Some Leaf fans will remember D.J. Smith when he was an added defenceman as part of a major trade that saw Wendel Clark
begin in his second tenure in Toronto in 1996.
If you don’t remember that, Smith won’t take it personally.
By his own admission, he was fortunate to have a short time as a player in the NHL, a small portion of that with the Maple Leafs and six seasons with their AHL affiliate, the St. John’s Maple Leafs.
“I used the word lucky really, to have a chance to be a part of the Maple Leafs as a player in that trade and play a few games for the team was the highlight of my career and now to have a second chance as a coach, it’s unbelievable,” said Smith.
The Windsor, Ont., native is coming off an incredible run with the Oshawa Generals, where he led them to their first Memorial Cup in 25 years. He’s found his success as a coach, something that came with understanding the agony of trying to find his role as a player.

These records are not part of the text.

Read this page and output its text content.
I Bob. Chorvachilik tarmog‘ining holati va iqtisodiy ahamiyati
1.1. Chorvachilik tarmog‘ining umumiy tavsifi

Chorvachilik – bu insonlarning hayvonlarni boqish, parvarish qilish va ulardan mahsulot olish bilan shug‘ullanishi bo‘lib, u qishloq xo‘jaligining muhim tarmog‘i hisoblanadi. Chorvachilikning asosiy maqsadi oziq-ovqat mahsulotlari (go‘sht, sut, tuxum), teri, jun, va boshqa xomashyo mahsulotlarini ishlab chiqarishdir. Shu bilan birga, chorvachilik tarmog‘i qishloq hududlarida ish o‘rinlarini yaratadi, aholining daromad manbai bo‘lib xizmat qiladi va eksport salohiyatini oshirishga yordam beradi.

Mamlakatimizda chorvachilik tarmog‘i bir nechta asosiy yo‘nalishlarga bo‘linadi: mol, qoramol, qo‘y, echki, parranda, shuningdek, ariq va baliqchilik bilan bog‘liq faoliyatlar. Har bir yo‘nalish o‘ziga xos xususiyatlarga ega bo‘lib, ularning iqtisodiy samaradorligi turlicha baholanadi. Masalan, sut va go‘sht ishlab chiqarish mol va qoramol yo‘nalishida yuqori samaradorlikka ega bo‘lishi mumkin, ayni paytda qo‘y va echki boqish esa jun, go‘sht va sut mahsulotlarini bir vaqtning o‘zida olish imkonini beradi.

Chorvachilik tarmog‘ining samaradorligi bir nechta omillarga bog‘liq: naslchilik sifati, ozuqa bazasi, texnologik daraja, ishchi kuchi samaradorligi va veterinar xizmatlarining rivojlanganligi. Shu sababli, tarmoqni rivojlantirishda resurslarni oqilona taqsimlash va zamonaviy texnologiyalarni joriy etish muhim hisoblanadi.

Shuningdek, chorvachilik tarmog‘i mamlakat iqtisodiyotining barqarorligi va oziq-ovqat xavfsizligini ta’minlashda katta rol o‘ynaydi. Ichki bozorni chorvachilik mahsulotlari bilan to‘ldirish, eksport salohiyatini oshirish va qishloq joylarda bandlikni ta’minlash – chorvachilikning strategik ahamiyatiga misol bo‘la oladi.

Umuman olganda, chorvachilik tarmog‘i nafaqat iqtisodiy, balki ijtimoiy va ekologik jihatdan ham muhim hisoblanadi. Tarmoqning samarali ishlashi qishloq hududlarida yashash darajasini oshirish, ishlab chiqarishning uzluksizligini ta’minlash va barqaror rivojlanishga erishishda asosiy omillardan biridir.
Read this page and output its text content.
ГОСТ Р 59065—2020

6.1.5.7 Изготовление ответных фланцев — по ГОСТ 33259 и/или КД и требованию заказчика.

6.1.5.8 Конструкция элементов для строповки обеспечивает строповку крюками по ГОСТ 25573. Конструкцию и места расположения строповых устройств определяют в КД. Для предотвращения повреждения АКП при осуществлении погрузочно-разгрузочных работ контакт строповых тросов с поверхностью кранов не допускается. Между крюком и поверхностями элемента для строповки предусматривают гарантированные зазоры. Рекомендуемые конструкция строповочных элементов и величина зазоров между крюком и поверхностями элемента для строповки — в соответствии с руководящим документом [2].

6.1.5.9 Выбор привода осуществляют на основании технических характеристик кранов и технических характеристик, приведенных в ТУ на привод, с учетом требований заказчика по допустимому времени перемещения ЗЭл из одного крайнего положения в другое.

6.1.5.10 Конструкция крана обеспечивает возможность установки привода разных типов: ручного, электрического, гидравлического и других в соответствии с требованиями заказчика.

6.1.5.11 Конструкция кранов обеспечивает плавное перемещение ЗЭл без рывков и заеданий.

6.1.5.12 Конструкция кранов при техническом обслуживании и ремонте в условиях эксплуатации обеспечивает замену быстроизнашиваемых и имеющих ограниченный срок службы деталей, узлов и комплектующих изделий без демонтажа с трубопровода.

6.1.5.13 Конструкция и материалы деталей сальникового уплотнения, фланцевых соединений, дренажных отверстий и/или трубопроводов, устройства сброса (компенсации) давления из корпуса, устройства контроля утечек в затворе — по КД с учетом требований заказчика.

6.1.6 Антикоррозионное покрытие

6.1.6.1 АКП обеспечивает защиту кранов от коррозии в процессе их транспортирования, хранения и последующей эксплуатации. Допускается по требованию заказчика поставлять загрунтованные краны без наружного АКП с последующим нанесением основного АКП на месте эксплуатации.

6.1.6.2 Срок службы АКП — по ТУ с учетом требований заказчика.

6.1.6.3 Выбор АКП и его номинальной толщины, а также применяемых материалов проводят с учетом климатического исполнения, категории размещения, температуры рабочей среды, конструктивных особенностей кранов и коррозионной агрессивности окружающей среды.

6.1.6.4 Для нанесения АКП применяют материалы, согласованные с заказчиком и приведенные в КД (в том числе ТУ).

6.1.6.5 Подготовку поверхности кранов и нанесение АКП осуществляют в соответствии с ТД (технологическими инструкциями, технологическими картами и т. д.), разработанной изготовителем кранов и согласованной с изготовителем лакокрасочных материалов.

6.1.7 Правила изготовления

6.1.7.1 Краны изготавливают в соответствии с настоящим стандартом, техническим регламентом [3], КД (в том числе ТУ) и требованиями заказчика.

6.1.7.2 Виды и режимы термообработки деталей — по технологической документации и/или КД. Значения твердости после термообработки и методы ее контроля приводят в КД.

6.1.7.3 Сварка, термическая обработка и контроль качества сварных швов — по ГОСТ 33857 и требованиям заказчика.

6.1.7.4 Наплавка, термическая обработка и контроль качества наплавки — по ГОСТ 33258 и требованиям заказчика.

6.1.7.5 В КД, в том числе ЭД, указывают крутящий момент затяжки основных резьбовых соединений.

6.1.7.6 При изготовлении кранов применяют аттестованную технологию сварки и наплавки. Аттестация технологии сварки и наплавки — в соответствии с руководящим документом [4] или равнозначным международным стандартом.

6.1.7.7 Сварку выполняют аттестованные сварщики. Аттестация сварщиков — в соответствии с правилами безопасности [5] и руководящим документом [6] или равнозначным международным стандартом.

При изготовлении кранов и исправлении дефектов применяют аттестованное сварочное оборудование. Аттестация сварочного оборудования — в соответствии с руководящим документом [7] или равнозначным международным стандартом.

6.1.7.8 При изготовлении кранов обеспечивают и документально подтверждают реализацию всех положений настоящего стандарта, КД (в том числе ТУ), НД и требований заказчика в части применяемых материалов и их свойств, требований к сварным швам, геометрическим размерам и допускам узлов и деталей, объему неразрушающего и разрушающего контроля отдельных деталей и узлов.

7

“I’m the same as when I was a player. I wasn’t a flashy guy, I worked hard for everything. It’s the same in coaching,” said Smith. “I started out as an assistant just helping out in junior, second assistant to finally being a head coach to finally getting this opportunity. So I spent 12 years in the Ontario Hockey League to get here. I’ve learned a lot of things along the way but I have a lot more to learn if I want to be an NHL Head Coach one day.”
When the Maple Leafs brought in Sheldon Keefe to coach the Marlies, a lot of the draw came to being given the time necessary to develop as a coach. With Smith, the opportunity is about the same. He will be with the Leafs on a day-to-day basis. But, he’s in it to learn
There were no shortage of suitors for Smith’s services, given what he accomplished. But both Mark Hunter and Kyle Dubas pursued Smith shortly after the Generals victory parade in Oshawa. A conversation then took place during Hockey Canada’s Program of Excellence camp to which Smith was a participant. After that, a conversation between Smith and Mike Babcock sealed the deal.
“The big draw for me with Mike is that he not only develops players, he develops coaches. And I’m looking to get better. I need to push myself and I think it’s the perfect time to move on after winning the Memorial Cup and a new chapter and a new challenge in my life.”
Being from Windsor, Smith grew up a Red Wings fan. He was around a lot of hockey from both Detroit and Toronto. But Babcock had a large influence in shaping Smith coaching style, long before he agreed to join the organization again.
“I’ve watched the Red Wings and just the way they play and certainly they play different than a lot of other teams. So as a coach I was constantly taking video from them or taking things that they did and tried to implement them into my own systems.”
Smith is yet another phase in development.